As far as we know, yes. 

Also, when NOS spare parts turn up, such as these, which are known: wheel rims, handlebars, seat chassis', Columbia rear mudguards, lights, bells, they are also painted OD direct from the contractor, so they could be fitted without needing to be painted to match.

Best regards,

Adrian


----------



## Sandman (May 19, 2020)

Mercian said:


> Hi, @Sandman
> 
> As far as we know, yes.
> 
> ...




Thank You


----------



## Mercian (May 20, 2020)

Hi @Sandman 

No Problem (-:

Just to add a little more, other branches weren't required to repaint them. It's true that some turn up with military applied paint in Airforce Blue, Yellow etc. but the Airforce Blue ones are probably from postwar service, the yellow ones could be wartime, for high visibility use on airfields, in dockyards etc.

Otherwise, they tend to be OD, and the markings are basic, perhaps painted in light blue (a standard WW2 marking colour), yellow or white, and consisting of perhaps a fleet number, or a a user's name, the bicycle frame number in a more accessible place, or a unit (also sometimes painted on a plate mounted between the frame bars). All of these are fairly rare to see, and vary considerably in font and format, since there was no official policy.

Finally, there are 'G519' type bicycles made under contract for the USMC. I have never seen one in the metal, but I'm told that they were painted the USMC Forest Green N°11 from the factory. Here are some colour comparisons.

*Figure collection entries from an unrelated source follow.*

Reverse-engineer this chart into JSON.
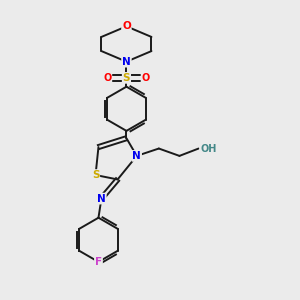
{
  "bg_color": "#ebebeb",
  "bond_color": "#1a1a1a",
  "atom_colors": {
    "O": "#ff0000",
    "N": "#0000ee",
    "S": "#ccaa00",
    "F": "#cc44cc",
    "H": "#448888",
    "C": "#1a1a1a"
  },
  "figsize": [
    3.0,
    3.0
  ],
  "dpi": 100
}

			http://www.ak-masters.com/app/tut/US-WWII.pdf
		


Best Regards;

Adrian


----------



## Sandman (May 20, 2020)

Thank You Adrian

Like many others I am also putting together a tribute bike using a post war frame . I have came across some WW2 Seabees Transfers By Meyercord , dated 7-5-42 and I wanted utilize these on a US Navy painted replica .






Thank You
Jeff


----------



## Mercian (May 20, 2020)

Hi Jeff,

I still have a few bits of WW2 SeaBees uniform and equipment around (-:

Those transfers are nice, it seems a pity to use them for that, and I understand it's quite easy to make waterslide transfers. The insignia was only approved on March 5th 1942, so these seem very early.





__





						Seabee Insignia
					

During the early part of 1942, Frank Iafrate, a clerk at the Naval Air Station Quonset Point, was approached by a LT Shilstone and asked to create an insignia for a group of 250 men he was in charge of. The group was a new special group of Navy men who were being trained by civilians in...




					www.history.navy.mil
				




However, they are yours to do as you wish. If you do use them, I'd suggest probably putting them on a plate between the bars is best, as a flat surface, and you can always take the plate off and save them, should you decide to do something else.

30 years ago, I had a friend in the UK called Jim Turnbull who bought an ex US forestry jeep that had been imported into the UK. When he started restoring it, it turned out to be a very late Willys MB, probably built in the last week of manufacture in 1945. Under the forestry paint it was Forest Green, and had water slide transfers similar to yours on the rear quarter and the flat of the windscreen panel. It also had the remains of a huge one on the bonnet (hood), where you normally associate the star to be. He was able to save the ones on the windscreen and body, but the one on the hood had to be repainted.

So, yes, it's a feasible marking for a SeaBee vehicle. (-:

Let us see it when it's finished.

Best Regards,

Adrian


----------